TV = (Last Cash Flow × (1 + Growth Rate)) / (Discount Rate - Growth Rate)

Where:

  • Last Cash Flow - The final cash flow in your series
  • Growth Rate - The expected growth rate of the cash flows beyond the last period
  • Discount Rate - The required rate of return for the investment

This formula assumes that cash flows grow at a constant rate after the last period.

Worked Example

Let's look at an example where Excel might fail to calculate the terminal value:

Scenario

  • Cash flows: -$100, -$200, -$300 (all negative)
  • Growth rate: 5% (0.05)
  • Discount rate: 10% (0.10)

Calculation

Using the terminal value formula:

TV = (-$300 × (1 + 0.05)) / (0.10 - 0.05) TV = (-$300 × 1.05) / 0.05 TV = -$315 / 0.05 TV = -$6,300

The negative terminal value indicates that the project is not expected to generate positive cash flows in the future, even with growth.

Common Mistakes

When dealing with negative cash flows and terminal value calculations, watch out for these common mistakes:

1. Ignoring the Growth Rate

Failing to account for the growth rate can lead to incorrect terminal value calculations, especially when cash flows are negative.
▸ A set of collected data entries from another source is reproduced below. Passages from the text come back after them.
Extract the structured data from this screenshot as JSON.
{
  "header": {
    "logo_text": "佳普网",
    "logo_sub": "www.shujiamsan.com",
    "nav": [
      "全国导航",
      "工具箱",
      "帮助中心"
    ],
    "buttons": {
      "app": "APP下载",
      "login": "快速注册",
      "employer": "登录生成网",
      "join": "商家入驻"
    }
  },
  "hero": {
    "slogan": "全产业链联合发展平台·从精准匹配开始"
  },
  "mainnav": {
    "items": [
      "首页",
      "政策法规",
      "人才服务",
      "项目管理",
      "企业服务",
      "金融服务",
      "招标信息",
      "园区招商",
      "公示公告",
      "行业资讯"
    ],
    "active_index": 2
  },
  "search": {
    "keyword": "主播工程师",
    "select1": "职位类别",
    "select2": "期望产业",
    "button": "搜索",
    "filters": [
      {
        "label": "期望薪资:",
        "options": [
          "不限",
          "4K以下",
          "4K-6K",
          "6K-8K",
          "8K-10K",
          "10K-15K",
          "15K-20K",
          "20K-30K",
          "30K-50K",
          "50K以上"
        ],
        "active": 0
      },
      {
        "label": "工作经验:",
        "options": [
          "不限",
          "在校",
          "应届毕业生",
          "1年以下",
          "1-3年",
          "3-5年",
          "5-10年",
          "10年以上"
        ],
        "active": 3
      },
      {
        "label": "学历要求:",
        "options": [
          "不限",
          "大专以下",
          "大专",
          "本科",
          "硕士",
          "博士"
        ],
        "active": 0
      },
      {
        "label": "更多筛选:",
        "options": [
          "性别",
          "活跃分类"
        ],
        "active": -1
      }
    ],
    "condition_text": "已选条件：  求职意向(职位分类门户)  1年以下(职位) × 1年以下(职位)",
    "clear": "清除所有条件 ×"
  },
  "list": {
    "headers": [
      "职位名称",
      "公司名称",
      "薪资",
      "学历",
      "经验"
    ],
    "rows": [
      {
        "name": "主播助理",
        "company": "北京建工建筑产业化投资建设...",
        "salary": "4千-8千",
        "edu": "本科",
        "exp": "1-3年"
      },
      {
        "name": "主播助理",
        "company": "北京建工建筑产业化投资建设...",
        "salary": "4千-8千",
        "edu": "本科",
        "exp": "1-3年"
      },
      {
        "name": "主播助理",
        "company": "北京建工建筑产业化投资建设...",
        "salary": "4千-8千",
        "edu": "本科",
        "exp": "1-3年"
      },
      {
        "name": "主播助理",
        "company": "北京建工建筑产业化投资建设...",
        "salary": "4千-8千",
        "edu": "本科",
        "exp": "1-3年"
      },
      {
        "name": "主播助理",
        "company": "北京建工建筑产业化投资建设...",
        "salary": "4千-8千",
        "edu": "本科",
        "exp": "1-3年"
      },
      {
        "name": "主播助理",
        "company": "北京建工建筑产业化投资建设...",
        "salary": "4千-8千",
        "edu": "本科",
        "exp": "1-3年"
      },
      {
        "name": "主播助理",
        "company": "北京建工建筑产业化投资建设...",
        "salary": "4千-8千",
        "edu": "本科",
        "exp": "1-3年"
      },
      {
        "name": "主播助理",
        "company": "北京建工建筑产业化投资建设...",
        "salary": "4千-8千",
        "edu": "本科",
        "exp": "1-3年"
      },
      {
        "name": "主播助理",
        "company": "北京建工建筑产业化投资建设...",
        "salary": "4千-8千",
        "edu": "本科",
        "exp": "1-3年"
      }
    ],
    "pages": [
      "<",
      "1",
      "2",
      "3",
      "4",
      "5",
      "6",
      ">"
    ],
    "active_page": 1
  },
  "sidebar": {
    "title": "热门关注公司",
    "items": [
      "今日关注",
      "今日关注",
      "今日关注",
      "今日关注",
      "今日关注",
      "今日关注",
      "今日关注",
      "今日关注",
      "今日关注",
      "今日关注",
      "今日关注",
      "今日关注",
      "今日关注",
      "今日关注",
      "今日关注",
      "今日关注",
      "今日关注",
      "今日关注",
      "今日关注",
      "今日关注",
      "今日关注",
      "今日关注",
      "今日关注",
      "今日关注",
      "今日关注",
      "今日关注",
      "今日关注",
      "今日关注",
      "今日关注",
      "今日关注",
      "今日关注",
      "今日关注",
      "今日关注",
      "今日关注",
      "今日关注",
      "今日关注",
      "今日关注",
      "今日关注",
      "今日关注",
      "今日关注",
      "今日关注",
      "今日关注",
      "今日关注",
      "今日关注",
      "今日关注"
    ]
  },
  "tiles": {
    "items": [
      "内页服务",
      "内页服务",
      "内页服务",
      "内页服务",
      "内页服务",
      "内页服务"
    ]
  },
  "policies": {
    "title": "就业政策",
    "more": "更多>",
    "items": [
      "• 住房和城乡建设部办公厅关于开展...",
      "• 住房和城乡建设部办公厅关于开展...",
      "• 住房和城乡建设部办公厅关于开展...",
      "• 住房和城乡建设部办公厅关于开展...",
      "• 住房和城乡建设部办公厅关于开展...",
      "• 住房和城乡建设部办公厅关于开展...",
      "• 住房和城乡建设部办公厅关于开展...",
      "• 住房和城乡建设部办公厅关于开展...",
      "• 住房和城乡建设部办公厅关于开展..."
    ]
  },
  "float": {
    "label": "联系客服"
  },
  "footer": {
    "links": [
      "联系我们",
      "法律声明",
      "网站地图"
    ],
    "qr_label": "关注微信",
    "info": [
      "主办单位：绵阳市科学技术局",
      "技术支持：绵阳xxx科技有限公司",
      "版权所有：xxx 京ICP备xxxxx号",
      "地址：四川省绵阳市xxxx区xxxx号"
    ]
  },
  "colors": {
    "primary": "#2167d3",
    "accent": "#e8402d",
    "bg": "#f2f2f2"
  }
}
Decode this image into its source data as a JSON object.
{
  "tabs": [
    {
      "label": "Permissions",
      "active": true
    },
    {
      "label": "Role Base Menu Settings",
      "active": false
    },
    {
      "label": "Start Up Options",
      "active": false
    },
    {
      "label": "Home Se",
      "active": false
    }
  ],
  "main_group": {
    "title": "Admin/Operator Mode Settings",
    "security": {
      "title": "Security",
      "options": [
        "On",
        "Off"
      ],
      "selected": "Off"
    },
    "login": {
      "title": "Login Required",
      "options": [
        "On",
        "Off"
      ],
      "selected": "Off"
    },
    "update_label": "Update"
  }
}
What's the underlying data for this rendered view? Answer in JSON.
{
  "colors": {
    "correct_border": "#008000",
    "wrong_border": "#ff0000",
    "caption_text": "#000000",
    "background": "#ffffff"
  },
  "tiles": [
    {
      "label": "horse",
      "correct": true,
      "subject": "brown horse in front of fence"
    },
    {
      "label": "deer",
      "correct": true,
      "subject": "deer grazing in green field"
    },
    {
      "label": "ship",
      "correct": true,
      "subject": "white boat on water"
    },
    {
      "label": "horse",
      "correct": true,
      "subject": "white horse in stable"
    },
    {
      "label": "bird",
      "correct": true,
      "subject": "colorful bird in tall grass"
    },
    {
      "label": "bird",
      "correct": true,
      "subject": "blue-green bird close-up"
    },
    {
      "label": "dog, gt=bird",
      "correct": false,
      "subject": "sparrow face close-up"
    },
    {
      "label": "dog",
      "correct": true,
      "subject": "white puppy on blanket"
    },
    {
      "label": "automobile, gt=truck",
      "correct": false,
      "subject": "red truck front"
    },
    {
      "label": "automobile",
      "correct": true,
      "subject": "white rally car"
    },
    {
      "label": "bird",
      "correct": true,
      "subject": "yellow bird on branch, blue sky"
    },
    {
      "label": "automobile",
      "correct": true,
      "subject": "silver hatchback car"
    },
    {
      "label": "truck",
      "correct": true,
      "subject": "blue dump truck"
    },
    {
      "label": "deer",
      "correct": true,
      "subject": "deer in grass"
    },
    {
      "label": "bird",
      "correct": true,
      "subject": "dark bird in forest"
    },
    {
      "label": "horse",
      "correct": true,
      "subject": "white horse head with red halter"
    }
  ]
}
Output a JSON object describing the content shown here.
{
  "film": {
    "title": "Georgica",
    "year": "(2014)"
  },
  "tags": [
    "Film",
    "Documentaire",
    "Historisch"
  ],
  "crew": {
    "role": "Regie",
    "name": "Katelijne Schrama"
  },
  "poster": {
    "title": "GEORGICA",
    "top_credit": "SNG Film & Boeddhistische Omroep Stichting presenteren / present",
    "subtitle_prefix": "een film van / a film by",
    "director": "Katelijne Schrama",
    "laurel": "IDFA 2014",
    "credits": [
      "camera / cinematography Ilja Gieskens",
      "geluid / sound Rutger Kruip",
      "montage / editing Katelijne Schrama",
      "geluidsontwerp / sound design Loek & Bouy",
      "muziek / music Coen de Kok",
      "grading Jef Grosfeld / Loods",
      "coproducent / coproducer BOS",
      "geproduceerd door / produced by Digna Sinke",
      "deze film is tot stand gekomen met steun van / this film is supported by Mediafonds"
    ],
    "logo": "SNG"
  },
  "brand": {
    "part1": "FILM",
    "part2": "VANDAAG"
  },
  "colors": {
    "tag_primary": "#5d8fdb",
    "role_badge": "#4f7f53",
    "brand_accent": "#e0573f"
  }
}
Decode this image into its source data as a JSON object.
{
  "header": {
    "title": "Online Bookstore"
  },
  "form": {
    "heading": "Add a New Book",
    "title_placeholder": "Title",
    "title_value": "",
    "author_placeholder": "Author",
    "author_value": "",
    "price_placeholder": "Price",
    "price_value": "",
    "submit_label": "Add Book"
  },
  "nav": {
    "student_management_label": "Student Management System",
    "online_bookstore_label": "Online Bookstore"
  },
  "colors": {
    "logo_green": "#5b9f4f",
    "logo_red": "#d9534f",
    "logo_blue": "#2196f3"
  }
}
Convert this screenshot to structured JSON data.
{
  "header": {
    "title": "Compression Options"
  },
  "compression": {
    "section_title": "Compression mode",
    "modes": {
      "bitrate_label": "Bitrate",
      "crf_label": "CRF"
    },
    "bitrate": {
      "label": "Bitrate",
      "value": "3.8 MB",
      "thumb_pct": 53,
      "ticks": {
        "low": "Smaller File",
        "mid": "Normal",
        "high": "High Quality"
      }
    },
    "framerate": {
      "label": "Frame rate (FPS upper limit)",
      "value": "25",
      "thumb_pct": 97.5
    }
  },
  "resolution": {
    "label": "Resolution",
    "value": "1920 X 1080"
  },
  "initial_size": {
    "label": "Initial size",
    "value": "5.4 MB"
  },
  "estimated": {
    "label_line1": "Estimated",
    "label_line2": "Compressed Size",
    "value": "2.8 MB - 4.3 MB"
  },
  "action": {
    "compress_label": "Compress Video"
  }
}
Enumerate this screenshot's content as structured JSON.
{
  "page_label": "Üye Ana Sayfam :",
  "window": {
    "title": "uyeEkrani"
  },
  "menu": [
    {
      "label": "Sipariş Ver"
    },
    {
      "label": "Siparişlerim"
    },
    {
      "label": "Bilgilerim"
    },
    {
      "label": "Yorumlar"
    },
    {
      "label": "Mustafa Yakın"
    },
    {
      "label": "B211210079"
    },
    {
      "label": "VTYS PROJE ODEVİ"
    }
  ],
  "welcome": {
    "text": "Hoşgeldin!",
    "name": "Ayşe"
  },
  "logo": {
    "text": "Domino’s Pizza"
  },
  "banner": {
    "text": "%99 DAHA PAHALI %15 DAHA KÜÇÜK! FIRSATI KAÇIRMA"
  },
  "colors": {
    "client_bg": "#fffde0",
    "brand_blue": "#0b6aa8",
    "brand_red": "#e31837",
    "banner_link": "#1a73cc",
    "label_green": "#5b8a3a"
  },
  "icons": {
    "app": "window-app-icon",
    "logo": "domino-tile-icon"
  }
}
2. Using Incorrect Discount Rates

Choosing the wrong discount rate can significantly impact the terminal value calculation, especially with negative cash flows.

3. Not Verifying Inputs

Always double-check your cash flow data, growth rate, and discount rate before performing calculations.

4. Overlooking the Sign of Results

Negative terminal values indicate that the project may not be viable, so be sure to interpret the results correctly.

FAQ

Why does Excel give an error when calculating terminal value with negative cash flows?

Excel's built-in functions often assume that cash flows will eventually become positive. When all cash flows are negative, these functions may not be able to calculate a valid terminal value.

Can I use Excel's XNPV function with negative cash flows?

Yes, you can use XNPV with negative cash flows, but you need to ensure you have at least one positive cash flow in your series to get a valid result.

What should I do if Excel won't calculate terminal value?

Try using a custom formula, adjusting your cash flow data, or using alternative financial functions. You can also consider using a more advanced financial modeling tool.

How do I interpret a negative terminal value?

A negative terminal value indicates that the project is not expected to generate positive cash flows in the future, even with growth. This suggests the project may not be viable.